Le vote stratégique a pris une nouvelle forme à l'ère Facebook. Depuis la semaine dernière, un groupe anti-Harper invite les internautes à voter pour le candidat libéral/néo-démocrate/bloquiste qui a les meilleures chances de gagner contre le candidat conservateur, dans une circonscription donnée. On se base sur les sondages pour établir les probabilités. Au moment d'écrire ces lignes, plus de 3000 4575 personnes s'étaient inscrites à ce groupe.

Claire Durand, sociologue rattachée à l'Université de Montréal, confirme que les sondages influencent le résultat d'un scrutin dans certaines circonstances. C'est arrivé aux dernières élections provinciales, selon elle.
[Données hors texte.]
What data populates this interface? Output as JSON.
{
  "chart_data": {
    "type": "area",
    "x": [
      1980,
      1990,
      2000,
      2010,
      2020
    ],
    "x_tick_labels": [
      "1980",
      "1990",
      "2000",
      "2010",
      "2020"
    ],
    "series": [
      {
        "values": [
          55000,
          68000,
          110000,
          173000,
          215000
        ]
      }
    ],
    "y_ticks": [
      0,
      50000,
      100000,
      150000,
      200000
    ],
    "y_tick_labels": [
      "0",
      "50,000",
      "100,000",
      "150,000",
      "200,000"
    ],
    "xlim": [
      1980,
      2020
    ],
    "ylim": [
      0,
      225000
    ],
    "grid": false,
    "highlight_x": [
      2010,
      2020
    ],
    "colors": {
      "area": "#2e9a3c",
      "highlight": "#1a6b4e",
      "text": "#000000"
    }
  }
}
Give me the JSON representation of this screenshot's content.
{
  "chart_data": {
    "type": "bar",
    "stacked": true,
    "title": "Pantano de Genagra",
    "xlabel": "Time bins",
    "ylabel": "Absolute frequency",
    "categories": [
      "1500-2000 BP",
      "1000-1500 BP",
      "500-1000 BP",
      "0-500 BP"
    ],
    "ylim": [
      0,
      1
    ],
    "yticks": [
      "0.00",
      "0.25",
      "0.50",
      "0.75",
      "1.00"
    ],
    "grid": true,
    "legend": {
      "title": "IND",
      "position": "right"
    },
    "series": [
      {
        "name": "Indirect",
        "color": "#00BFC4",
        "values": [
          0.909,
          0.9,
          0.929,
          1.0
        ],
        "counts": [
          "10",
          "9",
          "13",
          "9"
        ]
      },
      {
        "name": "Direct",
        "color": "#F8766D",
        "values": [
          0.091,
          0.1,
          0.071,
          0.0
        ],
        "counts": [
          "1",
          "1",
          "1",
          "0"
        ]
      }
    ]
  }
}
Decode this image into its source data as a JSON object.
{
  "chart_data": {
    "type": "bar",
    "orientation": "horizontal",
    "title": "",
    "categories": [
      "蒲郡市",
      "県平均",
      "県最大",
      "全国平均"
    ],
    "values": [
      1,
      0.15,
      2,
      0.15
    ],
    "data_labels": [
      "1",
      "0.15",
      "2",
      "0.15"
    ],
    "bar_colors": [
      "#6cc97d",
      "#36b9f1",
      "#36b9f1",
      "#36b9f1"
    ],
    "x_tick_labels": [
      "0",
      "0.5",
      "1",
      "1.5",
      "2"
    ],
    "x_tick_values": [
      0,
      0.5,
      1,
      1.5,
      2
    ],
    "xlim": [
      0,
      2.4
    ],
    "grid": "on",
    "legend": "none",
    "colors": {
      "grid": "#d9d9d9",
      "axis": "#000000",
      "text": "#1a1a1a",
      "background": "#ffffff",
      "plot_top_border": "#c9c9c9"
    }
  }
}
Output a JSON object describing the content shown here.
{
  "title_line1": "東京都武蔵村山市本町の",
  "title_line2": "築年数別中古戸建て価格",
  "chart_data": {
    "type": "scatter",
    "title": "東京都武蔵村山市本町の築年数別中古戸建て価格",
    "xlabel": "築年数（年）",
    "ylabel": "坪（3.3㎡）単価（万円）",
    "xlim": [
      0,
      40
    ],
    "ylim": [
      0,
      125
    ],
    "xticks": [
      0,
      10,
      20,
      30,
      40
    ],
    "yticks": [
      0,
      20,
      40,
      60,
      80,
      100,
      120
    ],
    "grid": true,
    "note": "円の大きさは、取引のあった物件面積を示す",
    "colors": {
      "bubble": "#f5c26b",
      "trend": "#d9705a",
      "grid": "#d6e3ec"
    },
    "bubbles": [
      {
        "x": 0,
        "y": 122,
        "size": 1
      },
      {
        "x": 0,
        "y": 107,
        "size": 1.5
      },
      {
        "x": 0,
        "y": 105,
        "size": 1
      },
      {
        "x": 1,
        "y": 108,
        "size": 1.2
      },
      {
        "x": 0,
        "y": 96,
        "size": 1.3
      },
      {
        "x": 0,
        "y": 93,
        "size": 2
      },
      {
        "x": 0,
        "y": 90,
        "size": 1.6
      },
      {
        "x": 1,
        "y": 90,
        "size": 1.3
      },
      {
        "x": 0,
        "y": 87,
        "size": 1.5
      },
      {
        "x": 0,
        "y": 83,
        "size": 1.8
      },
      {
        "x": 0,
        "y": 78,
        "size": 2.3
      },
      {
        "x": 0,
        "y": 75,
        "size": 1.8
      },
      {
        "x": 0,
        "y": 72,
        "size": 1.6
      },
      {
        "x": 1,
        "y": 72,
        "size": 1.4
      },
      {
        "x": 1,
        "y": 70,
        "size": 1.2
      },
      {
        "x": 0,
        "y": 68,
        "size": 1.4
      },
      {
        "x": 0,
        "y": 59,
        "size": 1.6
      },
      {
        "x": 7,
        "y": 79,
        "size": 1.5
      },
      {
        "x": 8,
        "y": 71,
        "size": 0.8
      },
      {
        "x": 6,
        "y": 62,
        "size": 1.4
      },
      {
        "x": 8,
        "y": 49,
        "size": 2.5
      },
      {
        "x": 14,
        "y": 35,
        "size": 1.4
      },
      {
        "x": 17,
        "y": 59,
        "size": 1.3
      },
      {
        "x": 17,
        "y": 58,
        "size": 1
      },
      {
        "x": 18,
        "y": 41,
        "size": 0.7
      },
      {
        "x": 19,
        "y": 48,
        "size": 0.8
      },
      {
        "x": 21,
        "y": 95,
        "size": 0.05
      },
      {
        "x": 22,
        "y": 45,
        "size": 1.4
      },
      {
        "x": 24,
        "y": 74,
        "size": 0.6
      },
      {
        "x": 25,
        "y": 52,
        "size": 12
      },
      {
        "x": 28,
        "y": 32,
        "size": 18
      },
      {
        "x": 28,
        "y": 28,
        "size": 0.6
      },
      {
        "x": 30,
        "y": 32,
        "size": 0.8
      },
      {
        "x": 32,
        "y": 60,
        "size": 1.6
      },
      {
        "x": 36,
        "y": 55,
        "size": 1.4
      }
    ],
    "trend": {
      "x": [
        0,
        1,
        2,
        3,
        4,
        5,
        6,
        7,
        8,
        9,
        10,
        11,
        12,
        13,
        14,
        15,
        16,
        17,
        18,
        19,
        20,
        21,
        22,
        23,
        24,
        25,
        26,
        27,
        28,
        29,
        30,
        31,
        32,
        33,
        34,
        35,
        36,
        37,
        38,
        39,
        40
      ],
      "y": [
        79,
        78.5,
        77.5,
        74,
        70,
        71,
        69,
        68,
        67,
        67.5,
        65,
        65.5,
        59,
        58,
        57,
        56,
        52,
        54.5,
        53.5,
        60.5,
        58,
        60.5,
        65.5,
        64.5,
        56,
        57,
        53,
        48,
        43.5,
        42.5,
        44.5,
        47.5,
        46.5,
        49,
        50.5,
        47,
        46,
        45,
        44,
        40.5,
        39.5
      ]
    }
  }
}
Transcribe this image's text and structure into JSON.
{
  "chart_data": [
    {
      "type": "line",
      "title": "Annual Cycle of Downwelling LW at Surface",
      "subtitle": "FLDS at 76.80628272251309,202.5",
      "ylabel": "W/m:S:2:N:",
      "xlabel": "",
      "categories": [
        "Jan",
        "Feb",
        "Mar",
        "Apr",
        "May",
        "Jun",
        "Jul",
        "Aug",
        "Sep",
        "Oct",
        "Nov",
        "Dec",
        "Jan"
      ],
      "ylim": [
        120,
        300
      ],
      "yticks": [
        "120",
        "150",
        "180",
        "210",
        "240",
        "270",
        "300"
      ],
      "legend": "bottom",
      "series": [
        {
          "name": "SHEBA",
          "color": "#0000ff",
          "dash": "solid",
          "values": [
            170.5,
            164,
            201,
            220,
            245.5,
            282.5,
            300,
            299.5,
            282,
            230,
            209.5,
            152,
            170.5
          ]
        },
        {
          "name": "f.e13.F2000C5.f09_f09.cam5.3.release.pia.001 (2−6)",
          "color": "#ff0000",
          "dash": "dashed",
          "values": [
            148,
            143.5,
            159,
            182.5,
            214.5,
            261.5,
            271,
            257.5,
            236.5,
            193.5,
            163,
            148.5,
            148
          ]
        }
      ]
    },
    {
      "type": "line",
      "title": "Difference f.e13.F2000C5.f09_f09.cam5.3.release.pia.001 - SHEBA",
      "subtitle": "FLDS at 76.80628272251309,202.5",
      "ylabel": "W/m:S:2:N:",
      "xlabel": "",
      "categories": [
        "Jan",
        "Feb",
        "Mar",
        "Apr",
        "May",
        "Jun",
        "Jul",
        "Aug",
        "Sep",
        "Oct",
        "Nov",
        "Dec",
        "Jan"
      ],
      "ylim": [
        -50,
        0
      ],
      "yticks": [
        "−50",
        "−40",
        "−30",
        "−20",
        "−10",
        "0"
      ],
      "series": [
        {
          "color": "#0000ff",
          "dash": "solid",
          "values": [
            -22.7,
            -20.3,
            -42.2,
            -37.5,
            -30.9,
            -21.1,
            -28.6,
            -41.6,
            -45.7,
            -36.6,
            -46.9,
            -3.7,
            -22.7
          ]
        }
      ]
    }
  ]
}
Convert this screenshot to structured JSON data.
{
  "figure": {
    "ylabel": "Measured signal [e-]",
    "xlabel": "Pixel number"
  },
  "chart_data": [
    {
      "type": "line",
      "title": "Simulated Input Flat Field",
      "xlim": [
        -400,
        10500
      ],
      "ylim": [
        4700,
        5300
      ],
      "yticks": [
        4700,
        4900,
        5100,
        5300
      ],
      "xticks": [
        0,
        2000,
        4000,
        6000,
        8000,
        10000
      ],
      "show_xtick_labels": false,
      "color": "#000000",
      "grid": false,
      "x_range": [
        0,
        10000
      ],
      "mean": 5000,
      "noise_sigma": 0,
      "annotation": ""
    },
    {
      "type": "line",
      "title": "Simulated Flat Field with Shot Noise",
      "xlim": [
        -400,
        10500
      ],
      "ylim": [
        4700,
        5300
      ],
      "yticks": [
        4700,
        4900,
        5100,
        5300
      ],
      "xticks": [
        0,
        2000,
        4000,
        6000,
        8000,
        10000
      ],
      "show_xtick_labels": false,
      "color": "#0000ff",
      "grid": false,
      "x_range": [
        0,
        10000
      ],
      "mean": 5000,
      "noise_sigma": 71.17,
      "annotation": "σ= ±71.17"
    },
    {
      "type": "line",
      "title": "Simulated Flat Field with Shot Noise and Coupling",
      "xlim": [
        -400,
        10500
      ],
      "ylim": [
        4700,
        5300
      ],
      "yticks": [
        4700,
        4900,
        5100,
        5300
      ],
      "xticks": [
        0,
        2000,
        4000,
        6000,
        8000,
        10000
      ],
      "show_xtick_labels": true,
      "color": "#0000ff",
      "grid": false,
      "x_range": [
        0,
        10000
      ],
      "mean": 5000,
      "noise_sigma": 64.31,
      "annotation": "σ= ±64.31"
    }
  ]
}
Les sondages, en faveur du Parti libéral, auraient poussé plusieurs partisans libéraux à voter pour l'ADQ afin d'"envoyer un message au gouvernement Charest". Le message suivant: "On est déçu du gouvernement libéral, mais on ne veut pas donner le pouvoir à Mario Dumont."

Et c'est ainsi que le 27 mars 2007, l'ADQ est devenue l'opposition officielle et Jean Charest s'est retrouvé à la tête du premier gouvernement minoritaire au Québec depuis 1878. Qu'est-ce qu'il a dit au peuple? "Nous avons compris le message."

Tout ceci pour dire que les sondages – et le nombre de partis dans la course – fournissent les conditions gagnantes à l'éclosion du vote stratégique.

Démocratiquement parlant, que des électeurs votent par stratégie plutôt que par conviction sincère, est-ce une bonne nouvelle?

Claire Durand refuse de répondre à la question. "Tout ce que je dis, c'est qu'avec un système comme le nôtre, il est presque automatique qu'il y ait des votes stratégiques…, ce qui serait beaucoup moins probable dans un système proportionnel."

Voilà peut-être une autre bonne raison de rénover ce système électoral boiteux dans lequel des gens se fient aux sondages pour voter non pas pour des idées, mais pour "contrer tel parti", pour "envoyer un message" ou pour "éviter de perdre un vote".

Avec un scrutin proportionnel, on aurait au moins les gouvernements qu'on mérite… vraiment.